N.H. teen is described as ‘euphoric’ after murder
NASHUA — “He was euphoric, excited. He seemed like he had just gotten off a rollercoaster, an adrenaline rush.’’
That chilling description of Steven Spader, a self-styled teenage renegade, was provided yesterday to a rapt courtroom, where a onetime friend who was at the scene described how Spader reacted after he allegedly killed a 42-year-old nurse and maimed her 11-year-old daughter.
“He said that he felt really good and said that he saw the woman reaching over to something, toward a light on the nightstand, and just kept hacking,’’ Quinn Glover, 18, said about the October 2009 attack at a randomly selected home in Mont Vernon. “He joked how she woke up to being hacked to death by a machete.’’
Glover, who has pleaded guilty to lesser charges in the crime, said the 4 a.m. home invasion by four teenagers had been preceded by Spader’s escalating preoccupation with violence.

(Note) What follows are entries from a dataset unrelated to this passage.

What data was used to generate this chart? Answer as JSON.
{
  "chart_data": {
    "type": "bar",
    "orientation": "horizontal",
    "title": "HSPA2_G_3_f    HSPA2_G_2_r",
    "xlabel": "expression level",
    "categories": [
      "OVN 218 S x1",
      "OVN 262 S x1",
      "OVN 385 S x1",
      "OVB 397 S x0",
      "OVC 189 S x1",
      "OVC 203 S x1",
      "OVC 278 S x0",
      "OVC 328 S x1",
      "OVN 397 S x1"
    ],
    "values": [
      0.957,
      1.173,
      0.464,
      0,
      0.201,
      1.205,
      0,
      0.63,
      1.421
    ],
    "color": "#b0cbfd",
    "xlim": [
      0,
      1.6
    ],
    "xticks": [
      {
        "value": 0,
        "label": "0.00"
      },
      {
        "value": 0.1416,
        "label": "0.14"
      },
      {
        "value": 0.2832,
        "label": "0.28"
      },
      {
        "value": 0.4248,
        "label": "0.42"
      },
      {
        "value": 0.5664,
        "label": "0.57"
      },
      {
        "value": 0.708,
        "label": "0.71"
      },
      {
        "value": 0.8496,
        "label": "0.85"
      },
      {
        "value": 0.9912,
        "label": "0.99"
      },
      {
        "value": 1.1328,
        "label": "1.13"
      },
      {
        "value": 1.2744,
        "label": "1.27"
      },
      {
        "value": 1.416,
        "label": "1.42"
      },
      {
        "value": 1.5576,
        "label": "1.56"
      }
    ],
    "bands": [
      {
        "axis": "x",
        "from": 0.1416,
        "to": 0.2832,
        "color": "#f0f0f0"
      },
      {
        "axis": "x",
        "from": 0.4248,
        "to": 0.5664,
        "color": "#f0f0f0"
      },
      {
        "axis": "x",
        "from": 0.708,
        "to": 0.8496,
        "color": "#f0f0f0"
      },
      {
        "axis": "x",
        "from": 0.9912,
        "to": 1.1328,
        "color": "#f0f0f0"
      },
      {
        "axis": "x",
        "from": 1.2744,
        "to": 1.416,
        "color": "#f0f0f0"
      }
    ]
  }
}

“It started about a year before, but got progressively worse,’’ Glover testified. “By the week prior, it was a conversation that happened almost every time I saw him.
“He spoke about breaking into houses. And then he spoke generally, fantasizing, about violence, murders, killing people, roasting people, eating people, putting heads on stakes, and making scenes for news crews.’’
And after Kimberly Cates had been killed and Jaimie left for dead, Glover said, Spader joked over and over about how the woman had awakened to such a horrific end.
Glover, of Amherst, recounted the sounds of terror that came from the master bedroom when Spader, then 17, and Christopher Gribble, then 19, allegedly began landing blow after blow with a machete and knife on their victims, who were sharing a room while Kimberly’s husband, David, was out of town on business.
“I heard screams and cries,’’ said Glover, who wore orange prison garb. “I heard . . . ‘Jaimie, run! Please don’t do it! No, please, no!’ ’’
Glover, who said he did not enter the bedroom during the assault, retreated down the hallway and covered his ears to block the cries.
He said that when Spader emerged from the room, he was carrying a bloody machete.
“I didn’t want to believe what was happening,’’ Glover recalled. Later that night, he testified, he entered the bedroom to find a grim scene.
“On the bed, there was a woman who was covered in blood,’’ Glover said. “She was moving slightly and moaning. She seemed close to death.’’ The sounds stopped, he testified, only after Gribble pulled his knife across Kimberly’s throat.
During the third day of testimony in his first-degree murder trial, Spader, of Brookline, N.H., sat nearly motionless. Dressed in a dark blue blazer, he stared directly at Glover, who did not make eye contact, except to identify the defendant.
The violence stunned him, Glover told prosecutor Peter Hinckley. “I didn’t take anything that was said prior seriously. That was my mistake.’’
Later that day, Glover said, he cut open the back of his teddy bear, hid his unused knife, and attended the Sunday meeting of a church youth group.
In addition to church gatherings, Glover testified, he had become one of three charter members of the Disciples of Destruction, a group of teenage rebels formed by Spader shortly before the alleged attack.
The group also included, William Marks, then 18, of Amherst.
Their goals, Glover said, were to make money illegally and swear allegiance to one another.
The credo: “To make a living, not by paying the government, but by our own means,’’ Glover read from the group’s manifesto, given to him by the prosecutor. “As long as you are a Disciple, you shall never feel isolated from your brothers.’’
The group also agreed to abide by this code: “You snitch, you die. No two ways about it.’’
The idea for the Disciples of Destruction, Glover said, came from the “Sons of Anarchy,’’ a television show about outlaw bikers. The randomness of the attack, which Spader and three teenagers chose that night, was an effort to mimic the unpredictability of the serial Zodiac Killer from the 1960s, Glover said.
The story of convicted killer Charles Manson fascinated him, Glover said. “Were you interested in killing?’’ Hinckley asked. “Yes, I was,’’ Glover answered.
For Glover, though, the evening of the attack began with harmless domestic activities. He and Spader attended a high school football game. Before the 15-minute drive to Mont Vernon, Glover said, he watched a few minutes of the movie “Gandhi’’ at his home.
“Do you wish now you had watched a little more of it?’’ asked defense attorney Andrew Winters.
“Yes, sir,’’ Glover replied.
Under questioning by Winters, Glover admitted that he had lied repeatedly to police during questioning shortly after the crime and that he feared he would be charged with murder. Glover agreed to testify for the prosecution in exchange for a 20-year minimum sentence.
Gribble, also of Brookline, N.H., is scheduled to face trial on first-degree murder charges. Marks, another alleged participant in the assault, is scheduled to be tried on murder conspiracy charges and has agreed to testify for the prosecution.
Autumn Savoy, then 19, of Hollis, did not participate in the assault but provided an alibi. He pleaded guilty to lesser charges and has agreed to testify for the prosecution.